Three aspiring young Japanese models are on their very first fashion shoot at an abandoned school one hot summer day. Without warning, strange events begin occurring around the set that causes the models and photo crew to question their sanity, as one by one they begin to die agonizing and painful deaths that are seemingly caused by none other than themselves.
Stories of doppelgängers can be found all over the world. The reason why and how they appear may vary, but almost all the stories have one thing in common: seeing one, be it yourself or someone you know, is always a bad omen. Indeed, most stories involving these sinister look-alikes present them as harbingers of death, either acting as a warning of things to come or as a ghostly apparition of someone who has (unbeknownst to those seeing it) already died. These age-old concepts are the key focus of Issei Shibata’s 2002 film Alter Ego. It is a cheap, made for TV production, with not much going for it story wise or on the visual side of things, but it does offer a semi-interesting basis for its story.
In the centre of the story is three aspiring young models doing a photoshoot in an empty school building. As if a creepy producer (money man, organiser, whatever he is) and a sketchy photographer were not enough, the girls soon find a whole other world of trouble when one of the crew members leaps to their death from the school window. To make things worse, the producer claims that he saw two of the same man right before his death and it was this uncanny encounter that made him end his own life. While this story is a little too much to swallow at first, it very quickly becomes clear that not only was he telling the truth, but every single person on the shoot seems to be in danger of these ominous doubles.
I rather liked the basic concept of Alter Ego. The idea of the uncanny, of encountering oneself, has always fascinated and terrified me, and I have always felt it has enormous horror potential if executed in the right manner. “If” being the key word here. Sadly, Alter Ego does not file under that “if”. The basic elements are there: isolated location, a dark secret someone is harbouring, and unlikable people who mostly get what they deserve. Even with the short running time of only 63 minutes, the story had the potential to be a quirky little kaidan tale, where the bizarre overtakes the scary, but in a good way. Unfortunately, the focus here is not in building any kind of atmosphere, scary, peculiar, or otherwise, but simply just get as many people as possible killed within the hour.
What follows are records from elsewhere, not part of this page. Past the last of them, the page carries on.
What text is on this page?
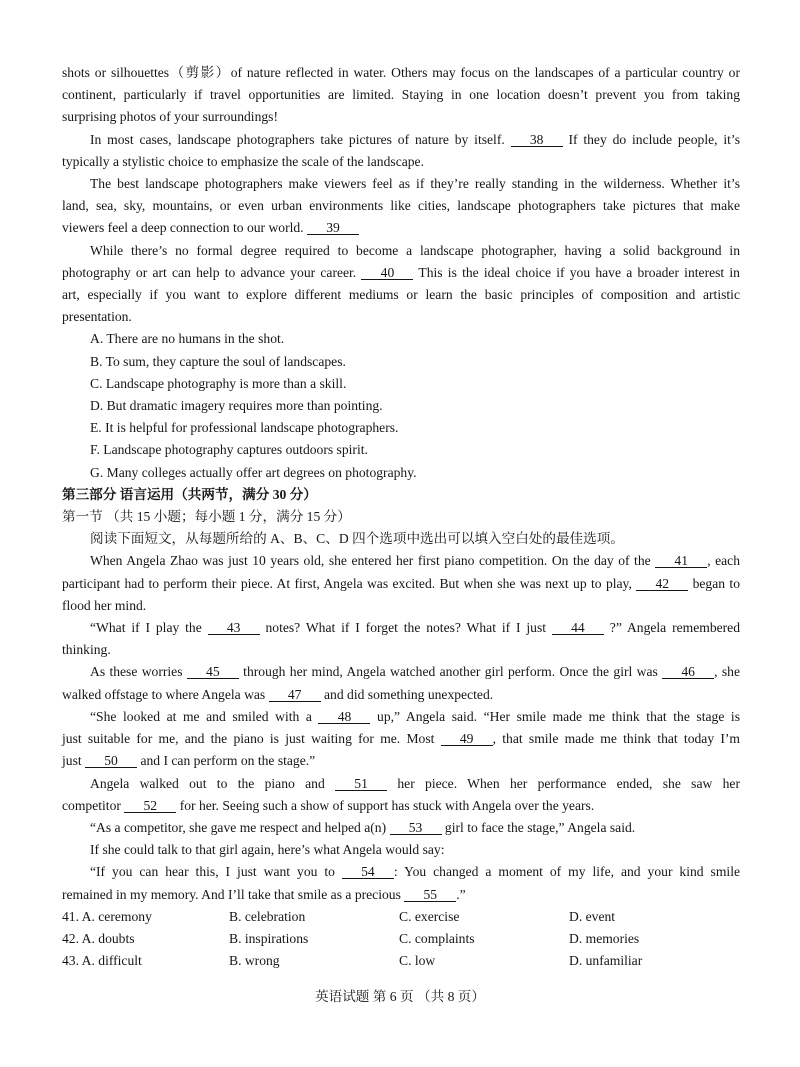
shots or silhouettes（剪影）of nature reflected in water. Others may focus on the landscapes of a particular country or
continent, particularly if travel opportunities are limited. Staying in one location doesn’t prevent you from taking
surprising photos of your surroundings!
In most cases, landscape photographers take pictures of nature by itself. 38 If they do include people, it’s
typically a stylistic choice to emphasize the scale of the landscape.
The best landscape photographers make viewers feel as if they’re really standing in the wilderness. Whether it’s
land, sea, sky, mountains, or even urban environments like cities, landscape photographers take pictures that make
viewers feel a deep connection to our world. 39
While there’s no formal degree required to become a landscape photographer, having a solid background in
photography or art can help to advance your career. 40 This is the ideal choice if you have a broader interest in
art, especially if you want to explore different mediums or learn the basic principles of composition and artistic
presentation.
A. There are no humans in the shot.
B. To sum, they capture the soul of landscapes.
C. Landscape photography is more than a skill.
D. But dramatic imagery requires more than pointing.
E. It is helpful for professional landscape photographers.
F. Landscape photography captures outdoors spirit.
G. Many colleges actually offer art degrees on photography.
第三部分 语言运用（共两节，满分 30 分）
第一节 （共 15 小题；每小题 1 分，满分 15 分）
阅读下面短文，从每题所给的 A、B、C、D 四个选项中选出可以填入空白处的最佳选项。
When Angela Zhao was just 10 years old, she entered her first piano competition. On the day of the 41 , each
participant had to perform their piece. At first, Angela was excited. But when she was next up to play, 42 began to
flood her mind.
“What if I play the 43 notes? What if I forget the notes? What if I just 44 ?” Angela remembered
thinking.
As these worries 45 through her mind, Angela watched another girl perform. Once the girl was 46 , she
walked offstage to where Angela was 47 and did something unexpected.
“She looked at me and smiled with a 48 up,” Angela said. “Her smile made me think that the stage is
just suitable for me, and the piano is just waiting for me. Most 49 , that smile made me think that today I’m
just 50 and I can perform on the stage.”
Angela walked out to the piano and 51 her piece. When her performance ended, she saw her
competitor 52 for her. Seeing such a show of support has stuck with Angela over the years.
“As a competitor, she gave me respect and helped a(n) 53 girl to face the stage,” Angela said.
If she could talk to that girl again, here’s what Angela would say:
“If you can hear this, I just want you to 54 : You changed a moment of my life, and your kind smile
remained in my memory. And I’ll take that smile as a precious 55 .”
41. A. ceremony	B. celebration	C. exercise	D. event
42. A. doubts	B. inspirations	C. complaints	D. memories
43. A. difficult	B. wrong	C. low	D. unfamiliar
英语试题 第 6 页 （共 8 页）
This, as you might have guessed, only results in a lot of headless running around and most of the film’s running time is taken up by the characters rushing from one room to another while they all get killed by their evil twins one by one. No ambience, no suspense. This is not helped by the low production values and low-quality special effects. The made for TV look would not really bother me too much, but I found it hard to get over the laughable CGI. I have stated time and time again; if you cannot afford decent CGI, just do not use it. Use make-up, use prosthetics, use the actors natural acting talent, use anything but effects that only make things look laughable. It spoils the scares and only does the film harm.
All that being said, Alter Ego does have couple of nice scenes in it, and the ones where the filmmakers have opted to use actors (shot from behind of slightly out of focus) work considerably better than the once with CGI. The film also offers a nice little twist in the end and a final scene that could almost be described as creepy. Had the rest of it been executed with same gusto, Alter Ego could have perhaps been something worthwhile. Probably still nothing award winning or earthshattering, but at very least a damn decent little TV film. As it stands, I would no go out of my way to find this one. If you happen by it, have a special interest in doppelgänger films, and some time to kill, maybe give it a go. Otherwise, I would not bother.